The Board of the National Bank of Ukraine has decided to leave the discount rate unchanged at 22% per annum. The NBU Board’s decision to keep a restrained monetary policy in place will help mitigate mounting risks to price stability triggered by turbulence in the global economy and enable the NBU to achieve its objective of lowering headline inflation to 12% by the end of 2016 and 8% by the end of 2017.
In the second half of 2015, headline inflation was on a firm downward path. In annual terms, headline inflation moderated to 43.3%, which was broadly in line with NBU projections. Core inflation continued to decline to 34.7% y-o-y.

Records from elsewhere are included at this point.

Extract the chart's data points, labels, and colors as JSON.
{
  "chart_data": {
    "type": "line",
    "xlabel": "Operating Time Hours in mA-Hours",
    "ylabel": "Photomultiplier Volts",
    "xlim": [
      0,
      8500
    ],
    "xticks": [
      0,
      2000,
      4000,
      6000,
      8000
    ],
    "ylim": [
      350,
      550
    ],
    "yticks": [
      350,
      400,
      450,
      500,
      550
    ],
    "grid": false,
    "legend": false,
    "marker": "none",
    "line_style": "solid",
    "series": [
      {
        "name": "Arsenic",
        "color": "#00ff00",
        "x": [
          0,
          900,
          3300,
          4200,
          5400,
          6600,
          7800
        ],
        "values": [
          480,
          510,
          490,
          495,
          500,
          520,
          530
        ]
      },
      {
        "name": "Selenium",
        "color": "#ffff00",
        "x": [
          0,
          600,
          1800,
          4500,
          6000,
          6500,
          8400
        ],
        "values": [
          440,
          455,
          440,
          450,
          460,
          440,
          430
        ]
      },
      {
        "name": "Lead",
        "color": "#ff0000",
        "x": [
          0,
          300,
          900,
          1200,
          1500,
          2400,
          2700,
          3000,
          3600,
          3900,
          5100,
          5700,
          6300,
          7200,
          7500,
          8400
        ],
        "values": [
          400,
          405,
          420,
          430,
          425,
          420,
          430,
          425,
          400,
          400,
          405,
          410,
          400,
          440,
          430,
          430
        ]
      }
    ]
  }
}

The subdued domestic demand, NBU’s restrained monetary policy, and stabilization of inflation expectations have contributed to the easing of inflationary pressures in the last months of the year.
The NBU has kept its headline inflation projection unchanged at 12% by the end of 2016 and 8% by the end of 2017. These projections are consistent with the NBU’s medium-term inflation objectives.
The fundamental factors that were at play last year will further support the disinflation trend this year. We primarily refer to subdued aggregate demand. The NBU has revised its 2016 outlook for economic activity downward. Real GDP is expected to grow at 1.1% in 2016. A weaker-than-previously expected economic recovery can be attributed to lower-than-expected global commodity prices, deteriorating global economic growth prospects, and fresh trade restrictions imposed by the Russian Federation, including a ban on the transit of Ukrainian goods through its territory. A further decline in inflation expectations, cancellation of a temporary surcharge on imports, as well as low global energy and food prices, are among the factors supporting the downward trend in inflation.
On the other hand, a sharper decline in inflation will be restrained by further upward adjustments in administrated prices.
The major downside risks to the inflation forecast and consequently the achievement of the NBU’s 2016 inflation objective include external factors that determine the balance of payments and the exchange rate path of the hryvnia. The NBU has already revised its current account deficit forecast upwards to USD 2.5 billion, or 3% of GDP. Should downside risks materialize, this deficit could be higher, which in turn would adversely affect the path of inflation. These downside risks primarily include falling global prices for key Ukrainian export commodities. Second, downside risks may arise from depreciation of the currencies of Ukraine’s trade partner countries.
In view of the high likelihood of these risks to materialise and the NBU’s commitment to its price stability objective, the NBU deems it necessary to maintain the current monetary conditions.
Going forward, provided that inflationary risks subside primarily due to stabilization of the global commodity markets and the disbursement of the next tranches of official financing, the NBU may resume the gradual easing of monetary policy. At the same time, should the aforementioned risks materialize, the NBU will be forced to keep a restrained monetary policy in place for a longer period to achieve its inflation objectives.
The decision on the discount rate is approved by NBU Board Resolution No. 40, dated 28 January 2016, On the Money Market Regulation.
A detailed macroeconomic forecast will be published in the Inflation Report on 4 February 2016.
The next meeting of the NBU Board on monetary policy issues will be held on 3 March 2016 as scheduled.